I have an url.txt I need check them and grep some data.

url.txt

domain.com
domain2.com
domain3.com
.....

All sites urls have in source this patterns:

"web=pattern1"
"net++pattern2"
"office**pattern3"

I need this output:

domain.com: pattern1,pattern2,pattern3
domain2.com: pattern1,pattern2,pattern3

If there is no a pattern:

domain.com: pattern1,zero,pattern3
domain2.com: pattern1,pattern2,zero

sea · October 25, 2014, 6:05pm

What have you tried so far?

tara123 · October 25, 2014, 8:04pm

I can not for multiple url and multiple pattern.
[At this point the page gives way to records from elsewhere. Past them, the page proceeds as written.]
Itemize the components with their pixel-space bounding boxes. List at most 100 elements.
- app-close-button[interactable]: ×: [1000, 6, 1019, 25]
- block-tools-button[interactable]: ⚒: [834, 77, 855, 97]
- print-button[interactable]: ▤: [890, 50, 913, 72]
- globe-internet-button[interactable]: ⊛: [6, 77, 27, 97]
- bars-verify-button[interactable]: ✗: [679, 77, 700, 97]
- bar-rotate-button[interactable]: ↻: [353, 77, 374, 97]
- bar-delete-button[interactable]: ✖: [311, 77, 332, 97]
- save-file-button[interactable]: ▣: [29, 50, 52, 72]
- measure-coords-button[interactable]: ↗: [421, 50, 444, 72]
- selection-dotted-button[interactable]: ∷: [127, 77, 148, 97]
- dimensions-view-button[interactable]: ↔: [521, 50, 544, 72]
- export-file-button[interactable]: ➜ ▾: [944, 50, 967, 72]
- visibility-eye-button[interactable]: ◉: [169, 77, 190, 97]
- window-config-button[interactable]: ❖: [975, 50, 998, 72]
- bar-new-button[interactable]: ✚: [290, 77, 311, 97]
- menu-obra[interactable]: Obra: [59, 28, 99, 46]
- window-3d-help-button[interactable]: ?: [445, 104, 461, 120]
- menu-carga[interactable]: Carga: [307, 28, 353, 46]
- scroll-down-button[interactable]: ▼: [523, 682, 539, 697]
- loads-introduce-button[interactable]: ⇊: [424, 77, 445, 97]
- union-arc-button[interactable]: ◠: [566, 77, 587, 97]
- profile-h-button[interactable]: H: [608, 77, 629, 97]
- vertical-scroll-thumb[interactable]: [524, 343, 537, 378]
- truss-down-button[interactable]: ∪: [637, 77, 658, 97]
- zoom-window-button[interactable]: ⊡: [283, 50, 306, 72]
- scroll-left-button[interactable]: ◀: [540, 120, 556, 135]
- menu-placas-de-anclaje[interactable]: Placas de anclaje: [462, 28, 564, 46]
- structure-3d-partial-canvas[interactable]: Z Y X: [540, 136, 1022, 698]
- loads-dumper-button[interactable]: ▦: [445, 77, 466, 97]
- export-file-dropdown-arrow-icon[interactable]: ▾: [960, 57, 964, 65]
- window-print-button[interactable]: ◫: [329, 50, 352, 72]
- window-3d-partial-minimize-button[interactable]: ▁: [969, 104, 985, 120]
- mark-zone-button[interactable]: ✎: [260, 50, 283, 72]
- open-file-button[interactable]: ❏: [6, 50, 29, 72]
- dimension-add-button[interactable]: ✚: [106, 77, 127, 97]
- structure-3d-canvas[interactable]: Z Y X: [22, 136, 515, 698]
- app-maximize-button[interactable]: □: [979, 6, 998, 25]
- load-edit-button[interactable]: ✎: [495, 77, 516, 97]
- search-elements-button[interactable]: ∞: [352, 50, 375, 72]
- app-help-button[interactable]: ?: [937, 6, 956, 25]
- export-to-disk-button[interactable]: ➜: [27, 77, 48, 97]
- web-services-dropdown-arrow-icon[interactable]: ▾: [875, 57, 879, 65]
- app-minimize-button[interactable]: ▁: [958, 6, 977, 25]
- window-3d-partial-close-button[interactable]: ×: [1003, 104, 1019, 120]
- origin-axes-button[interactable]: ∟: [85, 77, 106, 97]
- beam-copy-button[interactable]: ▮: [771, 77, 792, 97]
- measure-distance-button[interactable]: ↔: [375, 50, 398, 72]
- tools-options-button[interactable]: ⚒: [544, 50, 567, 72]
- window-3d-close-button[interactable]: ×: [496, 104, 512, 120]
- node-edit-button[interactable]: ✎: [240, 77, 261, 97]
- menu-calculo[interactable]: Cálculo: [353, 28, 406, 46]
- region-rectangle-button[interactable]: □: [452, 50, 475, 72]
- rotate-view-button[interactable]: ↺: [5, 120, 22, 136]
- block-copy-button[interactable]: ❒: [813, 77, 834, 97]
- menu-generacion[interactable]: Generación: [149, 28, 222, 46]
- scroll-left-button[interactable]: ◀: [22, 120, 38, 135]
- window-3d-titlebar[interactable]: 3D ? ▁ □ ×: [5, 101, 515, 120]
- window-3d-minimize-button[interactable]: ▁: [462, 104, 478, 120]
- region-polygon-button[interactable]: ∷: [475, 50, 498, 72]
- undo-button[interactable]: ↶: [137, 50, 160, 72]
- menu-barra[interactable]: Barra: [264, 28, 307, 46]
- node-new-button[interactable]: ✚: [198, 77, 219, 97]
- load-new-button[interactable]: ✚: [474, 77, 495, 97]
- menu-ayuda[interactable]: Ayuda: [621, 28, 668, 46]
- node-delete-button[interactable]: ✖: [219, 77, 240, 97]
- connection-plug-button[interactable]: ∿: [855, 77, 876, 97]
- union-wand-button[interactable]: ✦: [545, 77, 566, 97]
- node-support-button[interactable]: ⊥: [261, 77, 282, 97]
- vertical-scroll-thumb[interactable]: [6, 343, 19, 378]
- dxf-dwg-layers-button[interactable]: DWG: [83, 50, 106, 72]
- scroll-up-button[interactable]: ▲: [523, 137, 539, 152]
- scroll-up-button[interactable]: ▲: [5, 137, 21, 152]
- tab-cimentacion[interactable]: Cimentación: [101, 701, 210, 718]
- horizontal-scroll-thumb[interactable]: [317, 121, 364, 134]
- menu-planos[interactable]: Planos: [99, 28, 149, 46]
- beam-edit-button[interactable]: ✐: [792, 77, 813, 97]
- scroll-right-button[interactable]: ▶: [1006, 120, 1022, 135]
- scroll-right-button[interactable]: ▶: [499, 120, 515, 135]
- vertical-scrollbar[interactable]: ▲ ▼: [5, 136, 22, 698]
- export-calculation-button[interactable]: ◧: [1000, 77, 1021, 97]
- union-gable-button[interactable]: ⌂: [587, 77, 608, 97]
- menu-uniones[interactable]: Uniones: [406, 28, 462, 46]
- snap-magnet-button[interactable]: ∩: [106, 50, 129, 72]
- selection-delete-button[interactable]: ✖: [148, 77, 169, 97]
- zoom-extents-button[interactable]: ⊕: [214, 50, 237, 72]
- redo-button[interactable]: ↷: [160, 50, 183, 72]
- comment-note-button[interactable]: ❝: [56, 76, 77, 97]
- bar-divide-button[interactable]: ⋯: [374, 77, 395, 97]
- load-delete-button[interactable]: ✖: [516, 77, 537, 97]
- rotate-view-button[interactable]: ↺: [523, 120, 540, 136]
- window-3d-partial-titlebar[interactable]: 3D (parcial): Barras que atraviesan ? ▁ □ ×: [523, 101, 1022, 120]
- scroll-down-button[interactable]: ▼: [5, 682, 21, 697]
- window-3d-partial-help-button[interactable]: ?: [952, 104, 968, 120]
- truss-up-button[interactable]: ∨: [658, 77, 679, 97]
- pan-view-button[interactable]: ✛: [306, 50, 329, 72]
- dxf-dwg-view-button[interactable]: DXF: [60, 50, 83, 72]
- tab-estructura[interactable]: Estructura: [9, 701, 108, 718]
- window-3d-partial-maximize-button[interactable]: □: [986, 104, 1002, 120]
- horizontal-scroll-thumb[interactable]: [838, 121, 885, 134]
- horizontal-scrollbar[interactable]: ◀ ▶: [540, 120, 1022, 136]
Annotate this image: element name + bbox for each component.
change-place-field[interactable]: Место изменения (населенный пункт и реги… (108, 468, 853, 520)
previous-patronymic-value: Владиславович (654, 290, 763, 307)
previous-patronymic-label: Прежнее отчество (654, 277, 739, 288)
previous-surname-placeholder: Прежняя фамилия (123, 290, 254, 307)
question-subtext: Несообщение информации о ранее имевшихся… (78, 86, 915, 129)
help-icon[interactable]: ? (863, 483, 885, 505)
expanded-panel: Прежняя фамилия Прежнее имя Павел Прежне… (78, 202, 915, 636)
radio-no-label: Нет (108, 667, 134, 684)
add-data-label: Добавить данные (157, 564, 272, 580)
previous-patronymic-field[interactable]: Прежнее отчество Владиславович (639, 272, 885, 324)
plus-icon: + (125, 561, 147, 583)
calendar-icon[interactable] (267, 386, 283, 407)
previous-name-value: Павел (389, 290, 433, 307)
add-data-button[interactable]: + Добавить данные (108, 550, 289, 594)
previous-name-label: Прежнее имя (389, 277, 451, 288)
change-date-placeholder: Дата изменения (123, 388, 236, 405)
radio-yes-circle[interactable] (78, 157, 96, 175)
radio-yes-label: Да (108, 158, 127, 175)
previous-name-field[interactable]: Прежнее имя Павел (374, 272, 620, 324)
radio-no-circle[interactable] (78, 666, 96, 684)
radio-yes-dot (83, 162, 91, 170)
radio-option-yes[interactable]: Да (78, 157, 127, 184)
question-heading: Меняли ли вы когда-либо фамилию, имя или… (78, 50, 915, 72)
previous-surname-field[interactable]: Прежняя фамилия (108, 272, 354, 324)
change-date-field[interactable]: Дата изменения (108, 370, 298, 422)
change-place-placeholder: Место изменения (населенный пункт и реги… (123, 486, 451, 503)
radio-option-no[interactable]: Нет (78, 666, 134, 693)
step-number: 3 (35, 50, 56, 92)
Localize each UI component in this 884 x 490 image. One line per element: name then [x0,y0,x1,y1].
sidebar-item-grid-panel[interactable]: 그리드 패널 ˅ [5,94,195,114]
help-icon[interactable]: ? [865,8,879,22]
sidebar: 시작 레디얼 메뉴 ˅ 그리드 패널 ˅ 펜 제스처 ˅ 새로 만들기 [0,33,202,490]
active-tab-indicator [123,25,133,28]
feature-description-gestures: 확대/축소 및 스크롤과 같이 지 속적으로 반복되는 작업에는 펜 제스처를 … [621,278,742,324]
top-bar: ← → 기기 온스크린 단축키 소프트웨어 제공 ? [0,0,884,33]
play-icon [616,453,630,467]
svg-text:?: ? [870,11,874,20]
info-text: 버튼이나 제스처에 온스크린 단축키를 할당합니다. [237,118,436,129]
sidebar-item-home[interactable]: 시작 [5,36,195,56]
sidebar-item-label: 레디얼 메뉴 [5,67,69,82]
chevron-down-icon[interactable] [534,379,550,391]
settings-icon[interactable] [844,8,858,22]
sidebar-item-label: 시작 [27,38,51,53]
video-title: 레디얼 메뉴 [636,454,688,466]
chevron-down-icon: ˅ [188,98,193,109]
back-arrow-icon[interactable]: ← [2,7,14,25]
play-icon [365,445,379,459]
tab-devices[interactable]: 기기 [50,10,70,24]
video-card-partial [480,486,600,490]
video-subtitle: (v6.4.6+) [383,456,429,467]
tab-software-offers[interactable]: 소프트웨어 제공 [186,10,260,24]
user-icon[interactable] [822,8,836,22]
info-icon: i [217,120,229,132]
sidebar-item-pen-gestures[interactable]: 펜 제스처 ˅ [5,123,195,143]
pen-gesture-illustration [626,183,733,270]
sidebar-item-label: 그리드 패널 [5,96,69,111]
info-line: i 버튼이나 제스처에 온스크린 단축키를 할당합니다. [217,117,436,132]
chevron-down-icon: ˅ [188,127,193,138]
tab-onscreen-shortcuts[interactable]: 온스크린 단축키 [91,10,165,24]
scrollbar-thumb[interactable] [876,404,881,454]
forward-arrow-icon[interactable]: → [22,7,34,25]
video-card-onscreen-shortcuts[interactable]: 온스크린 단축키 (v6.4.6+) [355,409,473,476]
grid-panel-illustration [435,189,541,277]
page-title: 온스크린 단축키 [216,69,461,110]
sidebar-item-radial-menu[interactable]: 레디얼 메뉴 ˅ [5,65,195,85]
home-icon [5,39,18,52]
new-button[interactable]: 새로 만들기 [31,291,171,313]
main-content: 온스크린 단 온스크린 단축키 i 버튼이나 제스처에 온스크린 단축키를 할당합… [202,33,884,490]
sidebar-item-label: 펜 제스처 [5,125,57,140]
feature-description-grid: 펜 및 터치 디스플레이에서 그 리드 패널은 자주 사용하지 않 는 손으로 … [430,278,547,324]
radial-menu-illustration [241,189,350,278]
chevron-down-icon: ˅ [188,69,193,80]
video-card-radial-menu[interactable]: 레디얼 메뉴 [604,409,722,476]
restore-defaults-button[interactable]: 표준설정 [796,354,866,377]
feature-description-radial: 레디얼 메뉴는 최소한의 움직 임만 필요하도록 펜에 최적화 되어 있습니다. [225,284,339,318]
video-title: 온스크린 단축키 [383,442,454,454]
Thanks.

my code:

wget -q www.domain.com -O - | grep -o -E -m 1 '"web=([^"#]+)"' | cut -d'=' -f2

RudiC · October 26, 2014, 8:00am

Well, give this a try:

wget -i url.txt -O - |
awk     '/<(link rel=\"canonical\"|base) href/  {if (L++) {for (i=1; i<=3; i++)
                                                                {printf "%s%s", DL, P?P:"zero"; DL=","}
                                                                 printf "\n"
                                                          }
                                                 delete P; DL=""
                                                 gsub (/href="http:\/\/|\/"\/*>/, ""); printf "%s: ", $NF
                                                } 
         match ($0, /"web=[^"]*"/)              {P[1]=substr($0,6,RLENGTH-6)}
         match ($0, /"net++[^"]*"/)             {P[2]=substr($0,7,RLENGTH-7)}
         match ($0, /"office\*\*[^"]*"/)        {P[3]=substr($0,10,RLENGTH-10)}
         END                                    {for (i=1; i<=3; i++)
                                                        {printf "%s%s", DL, P?P:"zero"; DL=","}
                                                 printf "\n"}
        '

and report back. Finding the domain from an html file might be trickier than assumed in above.